How to correctly parse UTF-8 encoded HTML to Unicode strings with BeautifulSoup? [duplicate]
As justhalf points out above, my question here is essentially a duplicate of this question.
The HTML content reported itself as UTF-8 encoded and, for the most part it was, except for one or two rogue invalid UTF-8 characters.

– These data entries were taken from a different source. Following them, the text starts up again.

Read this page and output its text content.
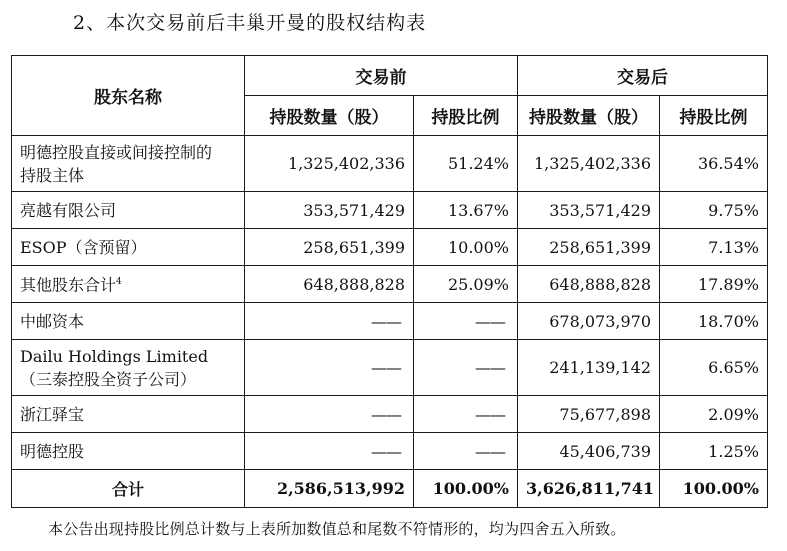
2、本次交易前后丰巢开曼的股权结构表
股东名称	交易前		交易后	
	持股数量（股）	持股比例	持股数量（股）	持股比例

明德控股直接或间接控制的持股主体	1,325,402,336	51.24%	1,325,402,336	36.54%
亮越有限公司	353,571,429	13.67%	353,571,429	9.75%
ESOP（含预留）	258,651,399	10.00%	258,651,399	7.13%
其他股东合计$^4$	648,888,828	25.09%	648,888,828	17.89%
中邮资本	——	——	678,073,970	18.70%

Dailu Holdings Limited
（三泰控股全资子公司）	——	——	241,139,142	6.65%
浙江驿宝	——	——	75,677,898	2.09%
明德控股	——	——	45,406,739	1.25%
合计	2,586,513,992	100.00%	3,626,811,741	100.00%
本公告出现持股比例总计数与上表所加数值总和尾数不符情形的，均为四舍五入所致。
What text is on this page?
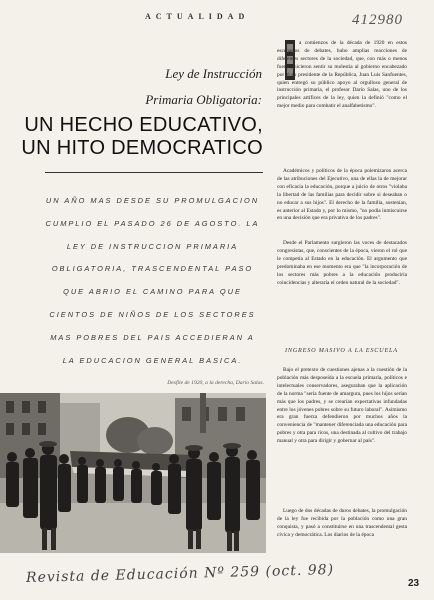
ACTUALIDAD	412980
Ley de Instrucción
Primaria Obligatoria:
UN HECHO EDUCATIVO,
UN HITO DEMOCRATICO
UN AÑO MAS DESDE SU PROMULGACION CUMPLIO EL PASADO 26 DE AGOSTO. LA LEY DE INSTRUCCION PRIMARIA OBLIGATORIA, TRASCENDENTAL PASO QUE ABRIO EL CAMINO PARA QUE CIENTOS DE NIÑOS DE LOS SECTORES MAS POBRES DEL PAIS ACCEDIERAN A LA EDUCACION GENERAL BASICA.
Desfile de 1920, a la derecha, Darío Salas.

a comienzos de la década de 1920 en estos escenarios de debates, hubo amplias reacciones de diferentes sectores de la sociedad, que, con más o menos fuerza, hicieron sentir su molestia al gobierno encabezado por el ex presidente de la República, Juan Luis Sanfuentes, quien entregó su público apoyo al orgulloso general de instrucción primaria, el profesor Darío Salas, uno de los principales artífices de la ley, quien la definió "como el mejor medio para combatir el analfabetismo".

Académicos y políticos de la época polemizaron acerca de las atribuciones del Ejecutivo, una de ellas la de mejorar con eficacia la educación, porque a juicio de otros "violaba la libertad de las familias para decidir sobre si deseaban o no educar a sus hijos". El derecho de la familia, sostenían, es anterior al Estado y, por lo mismo, "no podía inmiscuirse en una decisión que era privativa de los padres".

Desde el Parlamento surgieron las voces de destacados congresistas, que, conscientes de la época, vieron el rol que le competía al Estado en la educación. El argumento que predominaba en ese momento era que "la incorporación de los sectores más pobres a la educación produciría coincidencias y alteraría el orden natural de la sociedad".

INGRESO MASIVO A LA ESCUELA

Bajo el pretexto de cuestiones ajenas a la cuestión de la población más desposeída a la escuela primaria, políticos e intelectuales conservadores, aseguraban que la aplicación de la norma "sería fuente de amargura, pues los hijos serían más que los padres, y se crearían expectativas infundadas entre los jóvenes pobres sobre su futuro laboral". Asimismo era gran fuerza defendieron por muchos años la conveniencia de "mantener diferenciada una educación para pobres y otra para ricos, una destinada al cultivo del trabajo manual y otra para dirigir y gobernar al país".

Luego de dos décadas de duros debates, la promulgación de la ley fue recibida por la población como una gran conquista, y pasó a constituirse en una trascendental gesta cívica y democrática. Los diarios de la época

Revista de Educación Nº 259 (oct. 98)	23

This apparently confuses BeautifulSoup about which encoding is in use, and when trying to first decode as UTF-8 when passing the content to BeautifulSoup like this:
soup = BeautifulSoup(response.read().decode('utf-8'))
I would get the error:
UnicodeDecodeError: 'utf8' codec can't decode bytes in position 186812-186813:
invalid continuation byte
Looking more closely at the output, there was an instance of the character Ü
which was wrongly encoded as the invalid byte sequence 0xe3 0x9c
, rather than the correct 0xc3 0x9c
.
As the currently highest-rated answer on that question suggests, the invalid UTF-8 characters can be removed while parsing, so that only valid data is passed to BeautifulSoup:
soup = BeautifulSoup(response.read().decode('utf-8', 'ignore'))
Encoding the result to utf-8
seems to work for me:
print (soup.find('div', id='navbutton_account')['title']).encode('utf-8')
It yields:
Hier können Sie sich kostenlos registrieren und / oder einloggen!